As with the [M + 3H]3+ ions, application of the HAS-NEC model can also capture the exchange behavior of the quadruply charged ions. Having established the types of conformers contributing to the HDX behavior, the total deuterium uptake pattern of conformer types within the drift selection can be expressed as:

$$ V={\alpha}_1{V}_1 + {\alpha}_2{V}_2 + {\alpha}_3{V}_3 $$

in which V represents a vector of the experimental deuterium uptake for the four segments. V i represents the hypothetical deuterium uptake for the ith conformer (Supplementary Figure 8) from HAS-NEC. The coefficients α i are calculated using peak intensity for each conformer type comprising the mobility selection. Supplementary Figure 9 shows the comparison of the experimental and theoretical values from this treatment. The high degree of agreement between theory and experiment is promising for the segment-wise application of the HAS-NEC model to larger protein systems in which incomplete fragmentation patterns are encountered.

Conclusions

In the first installment of this work, the simulated annealing approach was utilized to sample conformation space for the model peptide acetyl-PAAAAKAAAAKAAAAKAAAAK. Production MD at constant temperature was applied on the sampled structures to provide a more realistic conception of the in-silico structures at 300 K. Additionally, a novel procedure was proposed to calculated CCS values for the in-silico trajectories. More than 300 candidate structures with matching CCS values to the experimentally measured CCS values for more compact and diffuse conformer types of [M + 3H]3+ peptide ions were extracted from a pool of 4000 structures. Here, the application of gas-phase HDX measurements is presented for further structure elucidation.

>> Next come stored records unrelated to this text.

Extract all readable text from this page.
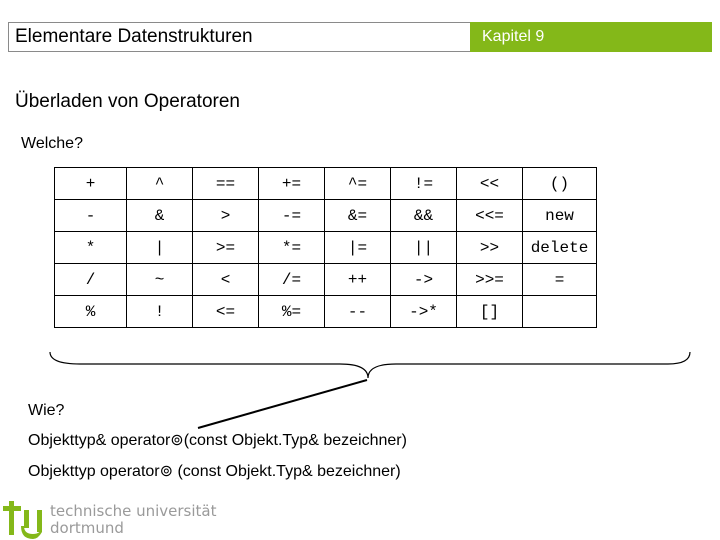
Elementare Datenstrukturen	Kapitel 9
Überladen von Operatoren
Welche?
+	^	==	+=	^=	!=	<<	()
-	&	>	-=	&=	&&	<<=	new
*	|	>=	*=	|=	||	>>	delete
/	~	<	/=	++	->	>>=	=
%	!	<=	%=	--	->*	[]	
Wie?
Objekttyp& operator⊚(const Objekt.Typ& bezeichner)
Objekttyp operator⊚ (const Objekt.Typ& bezeichner)
technische universität
dortmund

A new algorithm based on the mechanism of gas-phase HDX with D2O reagent [1, 2] is proposed to yield a theoretical relative site-specific reactivity for in-silico structures (HAS scoring). A Monte Carlo approach is applied to model the HDX behavior of an exchange site as a function of the number of effective collisions (NEC). Subsequently, HAS-NEC is applied for all candidate structures (matching CCS) to produce a hypothetical deuterium uptake pattern for each structure. Non-negative linear regression is then exploited to solve a best fit reconstruction of the experimental results. In this manner, not only is the number of candidate structures reduced by a factor of 20, but also a relative population is assigned to the nominal structures. To assay the accuracy of the model, the isotopic envelopes of four fragment (c-) ions were generated and compared with experimental distributions.